Injury crashes and fatalities have significant economic and social costs, impacting the development of a country by increasing medical expenses, insurance claims, and productivity losses. Additionally, these crashes contribute to a higher carbon footprint and infrastructure repair costs. For developing countries like Brazil, the impact is particularly significant. Predictive models, such as the HSM prediction model, can play a crucial role in identifying high-risk areas and situations, enabling targeted interventions to improve road safety, and contribute to a more sustainable transport system. This aligns with the objectives of the 2030 Agenda, which aims to ensure sustainable transport systems that promote economic growth, social inclusion, and environmental sustainability, including reducing the number of road traffic deaths and injuries by 50% by 2030.

The assessment of the HSM prediction model employment during the atypical year of 2020, marked by the COVID-19 pandemic and the resulting changes in traffic patterns, helped understand the temporal transferability of the model. The calibrated prediction model showed promising results, although there was a slight underestimation of crash counts for all types of crashes compared to the observed values. However, the calibrated prediction of fatal and injury crashes (FI crashes) closely matched the observed counts, demonstrating the model’s capability of capturing severe crash fluctuations.
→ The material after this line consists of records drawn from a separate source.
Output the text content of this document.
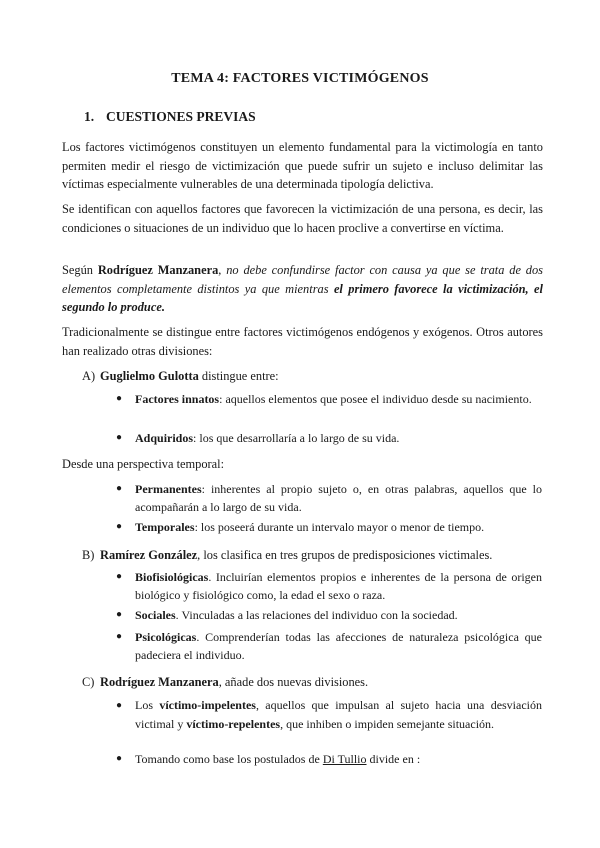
TEMA 4: FACTORES VICTIMÓGENOS
1. CUESTIONES PREVIAS

Los factores victimógenos constituyen un elemento fundamental para la victimología en tanto permiten medir el riesgo de victimización que puede sufrir un sujeto e incluso delimitar las víctimas especialmente vulnerables de una determinada tipología delictiva.

Se identifican con aquellos factores que favorecen la victimización de una persona, es decir, las condiciones o situaciones de un individuo que lo hacen proclive a convertirse en víctima.

Según Rodríguez Manzanera, no debe confundirse factor con causa ya que se trata de dos elementos completamente distintos ya que mientras el primero favorece la victimización, el segundo lo produce.

Tradicionalmente se distingue entre factores victimógenos endógenos y exógenos. Otros autores han realizado otras divisiones:

A) Guglielmo Gulotta distingue entre:
● Factores innatos: aquellos elementos que posee el individuo desde su nacimiento.
● Adquiridos: los que desarrollaría a lo largo de su vida.
Desde una perspectiva temporal:
● Permanentes: inherentes al propio sujeto o, en otras palabras, aquellos que lo acompañarán a lo largo de su vida.
● Temporales: los poseerá durante un intervalo mayor o menor de tiempo.
B) Ramírez González, los clasifica en tres grupos de predisposiciones victimales.
● Biofisiológicas. Incluirían elementos propios e inherentes de la persona de origen biológico y fisiológico como, la edad el sexo o raza.
● Sociales. Vinculadas a las relaciones del individuo con la sociedad.
● Psicológicas. Comprenderían todas las afecciones de naturaleza psicológica que padeciera el individuo.
C) Rodríguez Manzanera, añade dos nuevas divisiones.
● Los víctimo-impelentes, aquellos que impulsan al sujeto hacia una desviación victimal y víctimo-repelentes, que inhiben o impiden semejante situación.
● Tomando como base los postulados de Di Tullio divide en :
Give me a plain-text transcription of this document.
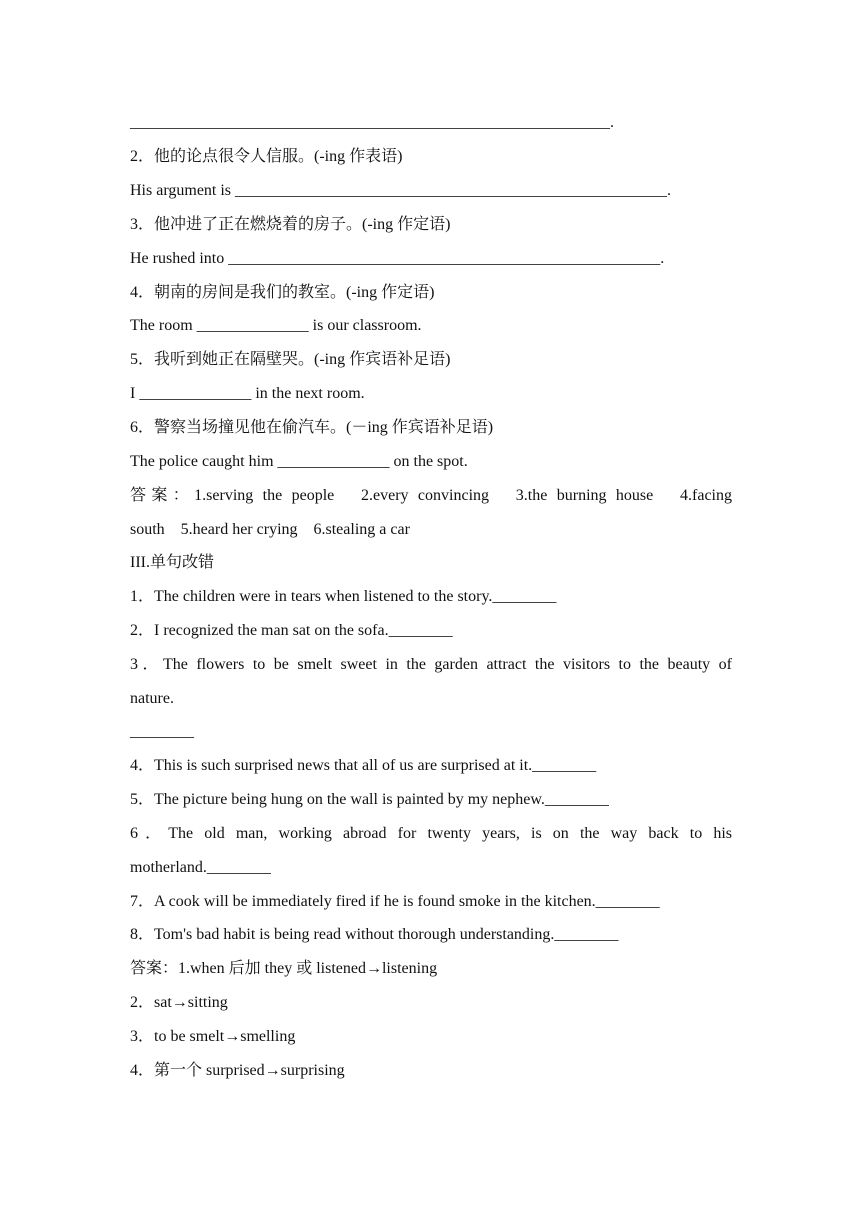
____________________________________________________________.
2．他的论点很令人信服。(-ing 作表语)
His argument is ______________________________________________________.
3．他冲进了正在燃烧着的房子。(-ing 作定语)
He rushed into ______________________________________________________.
4．朝南的房间是我们的教室。(-ing 作定语)
The room ______________ is our classroom.
5．我听到她正在隔壁哭。(-ing 作宾语补足语)
I ______________ in the next room.
6．警察当场撞见他在偷汽车。(－ing 作宾语补足语)
The police caught him ______________ on the spot.
答案：1.serving the people　2.every convincing　3.the burning house　4.facing
south　5.heard her crying　6.stealing a car
III.单句改错
1．The children were in tears when listened to the story.________
2．I recognized the man sat on the sofa.________
3．The flowers to be smelt sweet in the garden attract the visitors to the beauty of
nature.
________
4．This is such surprised news that all of us are surprised at it.________
5．The picture being hung on the wall is painted by my nephew.________
6．The old man, working abroad for twenty years, is on the way back to his
motherland.________
7．A cook will be immediately fired if he is found smoke in the kitchen.________
8．Tom's bad habit is being read without thorough understanding.________
答案：1.when 后加 they 或 listened→listening
2．sat→sitting
3．to be smelt→smelling
4．第一个 surprised→surprising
Using all types of crashes in the model yielded better results in most goodness-of-fit tests, indicating that underreporting crashes did not significantly affect the model’s validity. However, it is essential to acknowledge that additional risk factors not accounted for by the Safety Performance Functions (SPFs) may influence road safety outcomes. The study also highlighted the importance of calibration to local conditions and the need to establish “good-enough” thresholds for other contexts, as Brazilian data and road characteristics may differ from those in the original development of the HSM SPFs.

This research provides valuable insights into applying the HSM prediction model for multilane rural highways in Brazil, serving as a reference for safety assessment and guidance for highway administration, municipalities, and toll agencies. It demonstrates the need for calibration and suggests further investigation into roadway characteristics, driver behavior, and crash patterns specific to the Brazilian context to enhance the accuracy of crash predictions. The findings also contribute to understanding SPF transferability and the model’s performance in atypical years.

Future studies should consider using different calibration methods and functions and explore additional goodness-of-fit tests such as cure plots, chi-square, and coefficient of variation. Developing jurisdiction-specific SPFs for local conditions and addressing questions related to SPF calibration frequency and temporal transferability acceptable thresholds would further enhance the knowledge in this research area.